Zoals gewoonlijk werd het café na een druk weekeinde door Jo en tante Lena op maandagmorgen weer schoongemaakt en opgeruimd, waarbij tussendoor ook de koffiedrinkers bediend werden. Rond 12:00 uur was het café om zo te zeggen weer in kannen en kruiken. Vaan arriveerde dan tegen die tijd om vervolgens tot 18:00 uur de bedrijvigheid voort te zetten, maar dat pakte die ochtend in de zomer van 1977 geheel anders uit. Hij liep naar de keuken en ging creperend van de maagpijn op de grond liggen, met de opmerking dat het zo niet langer kon doorgaan. Jo en tante Lena bleven zodoende allebei in het café en Vaan ging, na zeker een half uur op de grond gelegen te hebben en enigszins te zijn bijgekomen, naar zijn huisarts, dr. Pet. De man was na vaststelling van de diagnose zeer resoluut door hem op het hart te drukken om de zaak ogenblikkelijk te sluiten, gezien het feit dat hij bij de 2 eerdere rustkuren van 6 weken al het advies had gegeven met het café te stoppen. Hij zou meteen een medisch rapport opstellen en regelen dat er zo snel mogelijk een uitkering zou gaan plaatsvinden.

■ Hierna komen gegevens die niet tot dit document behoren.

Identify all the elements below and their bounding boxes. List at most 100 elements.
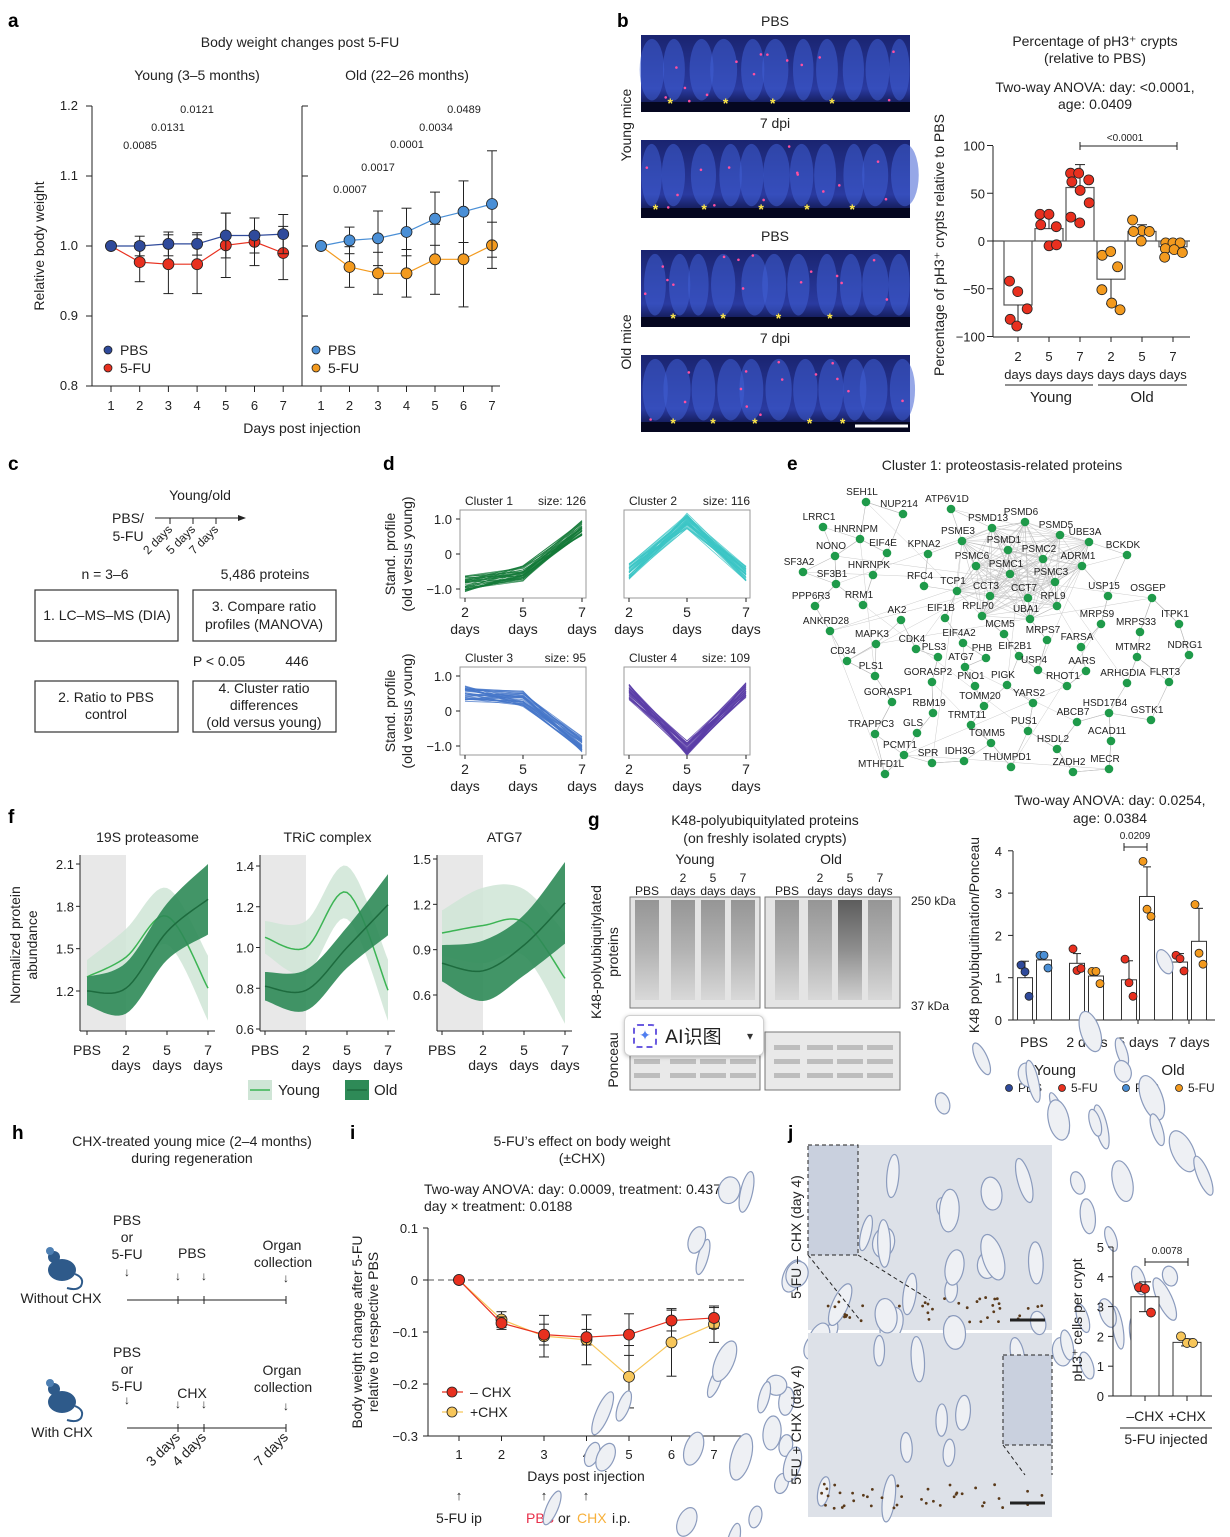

Natuurlijk betekende dit een gevoelige financiële aderlating, maar er was gewoonweg geen andere keuzemogelijkheid. Bij het in de wind slaan van deze waarschuwing, zou volgens de arts zelfs de dood op de loer liggen. Het café werd nog dezelfde dag gesloten.

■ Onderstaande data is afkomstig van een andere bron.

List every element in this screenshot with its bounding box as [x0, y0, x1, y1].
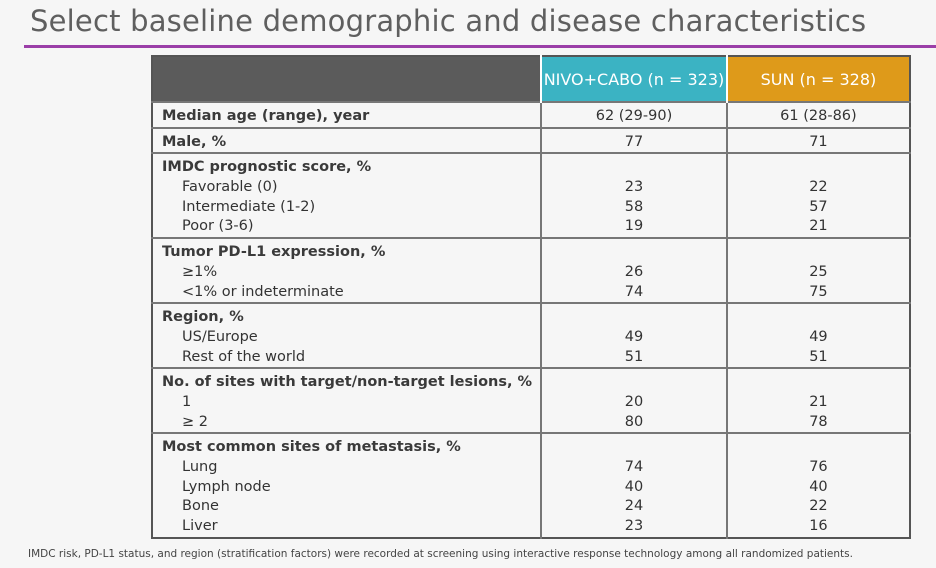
nivo-cabo-value: 23: [624, 518, 644, 535]
nivo-cabo-value: [542, 243, 726, 263]
row-sublabel: Intermediate (1-2): [182, 198, 316, 215]
row-sublabel: <1% or indeterminate: [182, 283, 344, 300]
sun-value: [728, 158, 909, 178]
nivo-cabo-value: 80: [624, 413, 644, 430]
row-sublabel: Bone: [182, 498, 219, 515]
row-label-cell: Most common sites of metastasis, % Lung Ly…: [152, 432, 542, 538]
table-header-row: NIVO+CABO (n = 323) SUN (n = 328): [152, 56, 910, 102]
nivo-cabo-value: 74: [624, 459, 644, 475]
nivo-cabo-value-cell: 62 (29-90): [540, 101, 727, 128]
sun-value: 22: [809, 498, 828, 515]
row-heading: Region, %: [162, 309, 244, 326]
sun-value: 57: [809, 198, 828, 215]
row-label-cell: IMDC prognostic score, % Favorable (0) Int…: [152, 152, 542, 239]
sun-value-cell: 76 40 22 16: [725, 432, 910, 538]
nivo-cabo-value: [542, 308, 726, 328]
row-sublabel: ≥ 2: [182, 413, 208, 430]
sun-value: 21: [809, 393, 828, 410]
nivo-cabo-value-cell: 23 58 19: [540, 152, 727, 239]
sun-value-cell: 61 (28-86): [725, 101, 910, 128]
table-row-group: Tumor PD-L1 expression, % ≥1% <1% or indet…: [152, 237, 910, 304]
nivo-cabo-value: 62 (29-90): [595, 108, 673, 124]
sun-value: [728, 373, 909, 393]
nivo-cabo-value: 74: [624, 283, 644, 300]
sun-value: 22: [809, 179, 828, 196]
nivo-cabo-value-cell: 49 51: [540, 302, 727, 369]
row-label-cell: Tumor PD-L1 expression, % ≥1% <1% or indet…: [152, 237, 542, 304]
sun-value: 71: [809, 133, 828, 150]
nivo-cabo-value-cell: 74 40 24 23: [540, 432, 727, 538]
row-label-cell: Region, % US/Europe Rest of the world: [152, 302, 542, 369]
baseline-characteristics-table: NIVO+CABO (n = 323) SUN (n = 328) Median…: [151, 55, 911, 539]
sun-value-cell: 21 78: [725, 367, 910, 434]
sun-value: [728, 438, 909, 458]
header-sun: SUN (n = 328): [725, 56, 910, 102]
sun-value: 61 (28-86): [780, 108, 857, 124]
sun-value: 21: [809, 218, 828, 235]
row-sublabel: Rest of the world: [182, 348, 306, 365]
row-heading: Male, %: [162, 133, 227, 150]
row-sublabel: ≥1%: [182, 263, 218, 280]
row-sublabel: Lung: [182, 459, 218, 475]
nivo-cabo-value: [542, 158, 726, 178]
nivo-cabo-value: 49: [624, 328, 644, 345]
row-label-cell: Male, %: [152, 126, 542, 154]
sun-value: [728, 308, 909, 328]
title-underline: [24, 45, 936, 48]
sun-value-cell: 49 51: [725, 302, 910, 369]
nivo-cabo-value: 19: [624, 218, 644, 235]
row-heading: IMDC prognostic score, %: [162, 159, 372, 176]
nivo-cabo-value-cell: 77: [540, 126, 727, 154]
header-nivo-cabo: NIVO+CABO (n = 323): [540, 56, 727, 102]
table-row-group: Region, % US/Europe Rest of the world 49 51 4…: [152, 302, 910, 369]
row-sublabel: Poor (3-6): [182, 218, 254, 235]
sun-value: [728, 243, 909, 263]
nivo-cabo-value: 58: [624, 198, 644, 215]
table-row-group: Most common sites of metastasis, % Lung Ly…: [152, 432, 910, 538]
nivo-cabo-value-cell: 20 80: [540, 367, 727, 434]
table-row-group: No. of sites with target/non-target lesi…: [152, 367, 910, 434]
row-heading: No. of sites with target/non-target lesi…: [162, 374, 533, 391]
row-sublabel: 1: [182, 393, 192, 410]
table-row-group: Median age (range), year 62 (29-90) 61 (28…: [152, 101, 910, 128]
sun-value: 51: [809, 348, 828, 365]
nivo-cabo-value: 40: [624, 478, 644, 495]
sun-value: 16: [809, 518, 828, 535]
nivo-cabo-value: 23: [624, 179, 644, 196]
footnote: IMDC risk, PD-L1 status, and region (str…: [28, 548, 853, 560]
sun-value: 25: [809, 263, 828, 280]
row-heading: Most common sites of metastasis, %: [162, 439, 461, 456]
sun-value-cell: 25 75: [725, 237, 910, 304]
nivo-cabo-value: 24: [624, 498, 644, 515]
row-label-cell: Median age (range), year: [152, 101, 542, 128]
table-row-group: IMDC prognostic score, % Favorable (0) Int…: [152, 152, 910, 239]
row-sublabel: US/Europe: [182, 328, 258, 345]
row-sublabel: Lymph node: [182, 478, 271, 495]
row-label-cell: No. of sites with target/non-target lesi…: [152, 367, 542, 434]
sun-value: 49: [809, 328, 828, 345]
row-heading: Median age (range), year: [162, 108, 370, 124]
nivo-cabo-value: 26: [624, 263, 644, 280]
sun-value: 78: [809, 413, 828, 430]
sun-value: 75: [809, 283, 828, 300]
sun-value-cell: 71: [725, 126, 910, 154]
sun-value-cell: 22 57 21: [725, 152, 910, 239]
nivo-cabo-value: 77: [624, 133, 644, 150]
nivo-cabo-value-cell: 26 74: [540, 237, 727, 304]
sun-value: 76: [809, 459, 828, 475]
table-row-group: Male, % 77 71: [152, 126, 910, 154]
row-sublabel: Favorable (0): [182, 179, 278, 196]
nivo-cabo-value: 51: [624, 348, 644, 365]
nivo-cabo-value: 20: [624, 393, 644, 410]
slide-title: Select baseline demographic and disease …: [30, 4, 867, 38]
sun-value: 40: [809, 478, 828, 495]
row-sublabel: Liver: [182, 518, 218, 535]
row-heading: Tumor PD-L1 expression, %: [162, 244, 386, 261]
nivo-cabo-value: [542, 438, 726, 458]
nivo-cabo-value: [542, 373, 726, 393]
table-body: Median age (range), year 62 (29-90) 61 (28…: [152, 101, 910, 538]
header-blank-cell: [152, 56, 542, 102]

Achteraf gezien werd daags tevoren, na het weekend op zondagavond, aan de aanwezige bezoekers tegen 1:00 uur sluitingstijd door Vaan onbedoeld voor de laatste keer, letterlijk en figuurlijk, de altijd vertrouwde mededeling gedaan: “Dames en heren, wij gaan nu sluiten, het is de hoogste tijd en mooi weer buiten”, ook al was het hondenweer.
Op de foto: Mistroostig zit Vaan thuis bij het glas-in-loodraam met het beeldmerk van zijn eigen merk gedistilleerd, dat van het café nu in een merbaukozijn in de huiskamer van zijn eigen woning geplaatst is, met een mooie blijvende herinnering van vervlogen tijden aan ’t Fust.
Vaan begon zich, na de sluiting van het café, met passie toe te spitsen op zijn vak als timmerman, en was geregeld privé, alsook pro deo werkzaam voor zijn familie. De huisarts had het met zijn diagnose bij het rechte eind, en zodoende heeft Vaan dit zeker nog 20 jaar met liefde, en inderdaad zonder maagklachten, kunnen volhouden om daarna met Jo van de tuin, achter het huis, te genieten.
Nadat Vaan en Jo beiden naar zorgcentrum Frankeland in Schiedam verhuisden, werd het glas-in-loodraam en enkele caféstoelen van ruim 100 jaar oud geschonken aan het Jenevermuseum in Schiedam, dat de schenking nu in het beheer heeft.